Schulleiter Lahr hat derweil im Laufschritt die Gänge abgesucht und Zimmer kontrolliert. Und noch zaudernden Schülern ordentlich Beine gemacht. Keine sechs Minuten nach dem Alarm kann er erstmals aufatmen: Alle Schüler und Lehrer sind draußen an den vorgesehenen Plätzen.

Derweil sind auch die Kameraden der Berufsfeuerwehr eingetroffen, sondieren das Areal und machen sich in der total vernebelten Kellerküche auf die Suche nach der Vermissten. Als die um 11.34 Uhr heil von zwei Feuerwehrleuten ins Freie geführt wird, brandet spontan unter den direkt auf der angrenzenden Wiese wartenden Schülern spontaner Applaus auf. Das Mittagessen in der sich unmittelbar anschließenden Pause ist also gesichert.

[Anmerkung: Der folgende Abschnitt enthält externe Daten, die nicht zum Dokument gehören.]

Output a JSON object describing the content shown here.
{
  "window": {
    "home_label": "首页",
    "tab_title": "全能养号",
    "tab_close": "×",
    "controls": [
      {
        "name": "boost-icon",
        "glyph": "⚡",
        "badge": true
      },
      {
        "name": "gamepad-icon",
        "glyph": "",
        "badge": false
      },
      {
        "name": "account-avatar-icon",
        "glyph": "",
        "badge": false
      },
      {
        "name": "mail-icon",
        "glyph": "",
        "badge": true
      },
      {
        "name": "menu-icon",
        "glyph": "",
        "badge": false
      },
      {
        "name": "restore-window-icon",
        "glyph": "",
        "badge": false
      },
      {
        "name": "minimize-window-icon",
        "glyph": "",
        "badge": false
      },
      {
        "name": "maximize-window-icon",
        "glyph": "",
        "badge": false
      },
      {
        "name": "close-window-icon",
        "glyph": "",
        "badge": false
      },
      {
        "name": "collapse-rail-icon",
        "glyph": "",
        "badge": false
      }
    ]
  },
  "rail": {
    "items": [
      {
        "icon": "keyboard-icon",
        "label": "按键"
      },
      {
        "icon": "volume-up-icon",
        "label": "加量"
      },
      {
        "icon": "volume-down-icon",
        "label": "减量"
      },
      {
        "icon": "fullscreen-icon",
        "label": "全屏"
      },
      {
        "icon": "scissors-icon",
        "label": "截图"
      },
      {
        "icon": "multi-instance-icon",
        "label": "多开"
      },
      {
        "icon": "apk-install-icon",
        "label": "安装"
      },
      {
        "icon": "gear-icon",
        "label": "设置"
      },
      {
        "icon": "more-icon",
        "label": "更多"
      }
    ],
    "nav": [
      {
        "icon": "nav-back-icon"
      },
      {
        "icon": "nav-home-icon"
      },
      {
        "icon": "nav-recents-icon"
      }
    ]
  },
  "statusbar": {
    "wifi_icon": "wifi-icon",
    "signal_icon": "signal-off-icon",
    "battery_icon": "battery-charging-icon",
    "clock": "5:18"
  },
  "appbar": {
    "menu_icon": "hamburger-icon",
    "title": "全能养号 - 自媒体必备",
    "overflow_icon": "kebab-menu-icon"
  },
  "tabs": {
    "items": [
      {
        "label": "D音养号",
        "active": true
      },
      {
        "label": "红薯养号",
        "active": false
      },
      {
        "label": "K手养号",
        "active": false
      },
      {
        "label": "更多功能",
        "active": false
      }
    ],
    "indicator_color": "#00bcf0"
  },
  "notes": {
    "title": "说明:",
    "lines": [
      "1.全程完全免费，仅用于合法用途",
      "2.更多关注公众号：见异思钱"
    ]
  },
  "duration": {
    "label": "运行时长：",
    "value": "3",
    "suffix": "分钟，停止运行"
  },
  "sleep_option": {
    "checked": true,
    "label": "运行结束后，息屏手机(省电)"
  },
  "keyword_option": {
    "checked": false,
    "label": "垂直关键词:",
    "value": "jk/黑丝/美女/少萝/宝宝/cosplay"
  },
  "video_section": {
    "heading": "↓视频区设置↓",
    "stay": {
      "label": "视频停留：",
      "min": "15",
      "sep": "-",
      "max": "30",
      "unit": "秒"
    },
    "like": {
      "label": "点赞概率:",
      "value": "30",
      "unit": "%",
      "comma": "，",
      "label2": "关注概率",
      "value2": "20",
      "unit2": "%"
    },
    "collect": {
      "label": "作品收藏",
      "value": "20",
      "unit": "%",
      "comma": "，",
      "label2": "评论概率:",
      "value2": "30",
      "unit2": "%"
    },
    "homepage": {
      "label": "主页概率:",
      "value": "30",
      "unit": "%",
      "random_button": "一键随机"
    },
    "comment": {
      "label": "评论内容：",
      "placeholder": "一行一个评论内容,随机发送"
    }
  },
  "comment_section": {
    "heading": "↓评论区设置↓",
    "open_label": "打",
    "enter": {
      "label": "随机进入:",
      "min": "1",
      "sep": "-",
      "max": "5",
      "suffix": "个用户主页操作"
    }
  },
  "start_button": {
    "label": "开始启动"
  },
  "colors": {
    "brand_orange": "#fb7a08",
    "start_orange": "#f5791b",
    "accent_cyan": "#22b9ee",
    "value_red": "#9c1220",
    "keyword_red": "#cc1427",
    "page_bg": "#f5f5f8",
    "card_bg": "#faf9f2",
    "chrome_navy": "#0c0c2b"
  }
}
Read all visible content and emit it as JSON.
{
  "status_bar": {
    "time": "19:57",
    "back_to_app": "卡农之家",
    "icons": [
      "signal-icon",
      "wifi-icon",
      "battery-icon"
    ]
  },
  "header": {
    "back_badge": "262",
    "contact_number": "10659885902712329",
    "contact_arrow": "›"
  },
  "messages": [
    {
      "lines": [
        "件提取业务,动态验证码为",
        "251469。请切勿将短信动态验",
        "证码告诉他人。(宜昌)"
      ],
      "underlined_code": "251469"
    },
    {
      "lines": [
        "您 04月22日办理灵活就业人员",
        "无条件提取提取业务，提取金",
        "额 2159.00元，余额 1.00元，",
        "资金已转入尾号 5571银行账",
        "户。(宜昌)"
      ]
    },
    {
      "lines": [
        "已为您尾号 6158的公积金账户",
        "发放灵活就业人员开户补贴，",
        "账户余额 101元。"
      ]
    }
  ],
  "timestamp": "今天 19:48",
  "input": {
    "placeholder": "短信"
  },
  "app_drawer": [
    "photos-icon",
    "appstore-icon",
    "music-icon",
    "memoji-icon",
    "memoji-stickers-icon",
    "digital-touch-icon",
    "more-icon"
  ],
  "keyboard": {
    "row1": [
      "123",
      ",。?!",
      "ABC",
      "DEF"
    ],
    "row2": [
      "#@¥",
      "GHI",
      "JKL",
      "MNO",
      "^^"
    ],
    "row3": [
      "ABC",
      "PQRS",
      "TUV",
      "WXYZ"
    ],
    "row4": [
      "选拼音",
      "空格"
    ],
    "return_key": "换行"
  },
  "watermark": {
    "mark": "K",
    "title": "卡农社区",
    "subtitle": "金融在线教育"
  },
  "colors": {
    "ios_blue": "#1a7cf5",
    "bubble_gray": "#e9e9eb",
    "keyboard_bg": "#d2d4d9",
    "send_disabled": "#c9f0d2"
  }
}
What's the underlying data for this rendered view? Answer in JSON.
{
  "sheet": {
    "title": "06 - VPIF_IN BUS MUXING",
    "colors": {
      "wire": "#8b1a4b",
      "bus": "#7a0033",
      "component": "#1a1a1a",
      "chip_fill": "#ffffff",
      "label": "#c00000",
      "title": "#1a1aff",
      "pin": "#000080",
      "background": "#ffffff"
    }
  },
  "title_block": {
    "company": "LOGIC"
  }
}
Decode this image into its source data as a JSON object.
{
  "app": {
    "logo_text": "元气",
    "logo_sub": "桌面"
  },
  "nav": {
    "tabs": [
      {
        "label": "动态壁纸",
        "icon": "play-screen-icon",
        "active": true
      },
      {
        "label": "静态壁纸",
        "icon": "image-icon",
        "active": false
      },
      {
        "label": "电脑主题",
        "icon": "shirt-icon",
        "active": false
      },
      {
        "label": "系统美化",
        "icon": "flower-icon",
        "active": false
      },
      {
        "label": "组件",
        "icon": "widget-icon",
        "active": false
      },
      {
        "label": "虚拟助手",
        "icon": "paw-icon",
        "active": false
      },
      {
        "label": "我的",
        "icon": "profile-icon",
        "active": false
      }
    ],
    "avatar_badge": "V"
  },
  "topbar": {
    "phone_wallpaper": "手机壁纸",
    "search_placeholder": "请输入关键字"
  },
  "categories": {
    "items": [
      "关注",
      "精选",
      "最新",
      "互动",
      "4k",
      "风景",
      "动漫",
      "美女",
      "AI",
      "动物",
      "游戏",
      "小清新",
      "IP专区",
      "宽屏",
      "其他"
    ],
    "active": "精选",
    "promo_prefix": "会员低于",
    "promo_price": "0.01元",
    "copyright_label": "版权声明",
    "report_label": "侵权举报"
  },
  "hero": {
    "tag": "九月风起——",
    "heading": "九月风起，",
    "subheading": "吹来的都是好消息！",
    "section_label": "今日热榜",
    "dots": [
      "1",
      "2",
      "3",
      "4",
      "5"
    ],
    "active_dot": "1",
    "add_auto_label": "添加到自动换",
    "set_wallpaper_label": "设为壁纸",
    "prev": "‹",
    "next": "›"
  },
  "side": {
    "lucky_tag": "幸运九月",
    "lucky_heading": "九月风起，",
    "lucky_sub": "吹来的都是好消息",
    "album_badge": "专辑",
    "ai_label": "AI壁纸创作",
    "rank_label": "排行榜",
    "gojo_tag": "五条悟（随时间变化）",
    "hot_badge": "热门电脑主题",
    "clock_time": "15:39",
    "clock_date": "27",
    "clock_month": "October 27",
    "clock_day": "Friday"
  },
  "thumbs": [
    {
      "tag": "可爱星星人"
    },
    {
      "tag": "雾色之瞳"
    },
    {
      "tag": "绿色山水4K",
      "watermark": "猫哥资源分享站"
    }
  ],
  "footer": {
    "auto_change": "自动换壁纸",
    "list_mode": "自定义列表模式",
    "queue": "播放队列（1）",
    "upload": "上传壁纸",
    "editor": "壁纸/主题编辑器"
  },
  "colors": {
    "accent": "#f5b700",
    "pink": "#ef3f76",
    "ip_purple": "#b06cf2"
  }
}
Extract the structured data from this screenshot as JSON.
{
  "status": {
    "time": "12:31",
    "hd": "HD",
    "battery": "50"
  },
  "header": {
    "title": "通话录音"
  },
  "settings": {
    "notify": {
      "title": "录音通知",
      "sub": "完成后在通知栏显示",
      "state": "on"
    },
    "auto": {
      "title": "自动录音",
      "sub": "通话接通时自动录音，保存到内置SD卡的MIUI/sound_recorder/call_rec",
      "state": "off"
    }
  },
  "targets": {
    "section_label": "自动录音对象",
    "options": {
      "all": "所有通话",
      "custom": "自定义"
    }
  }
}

Was für die Schüler, die vielfach die Aktion auf ihren Handys bannen, eine große Gaudi ist, bleibt für die Feuerwehr und Schulleiter Lahr eine tiefernste Sache. Doch Minuten später gibt es auch bei denen entspannte Mienen: „Alles hat sehr gut geklappt. Nur dass die Schüler quasi direkt neben der arbeitenden Feuerwehr stehen, muss abgestellt werden. Die gehören weiter weg, um nicht zu stören“, so Uwe Müllers Fazit. Das sieht auch Thomas Lahr so, der umgehende Änderung ankündigt. „Aber ansonsten bin ich froh, dass dieser erste Test seit bestimmt sechs Jahren so gut abgelaufen ist. Und für die Schüler war es ja auch mal was Besonderes. Aber nach der Mittagspause geht der Unterricht ganz normal weiter“, bremst Lahr vorsorglich Hoffnungen, dass ab Mittag Schicht mit pauken sein könnte.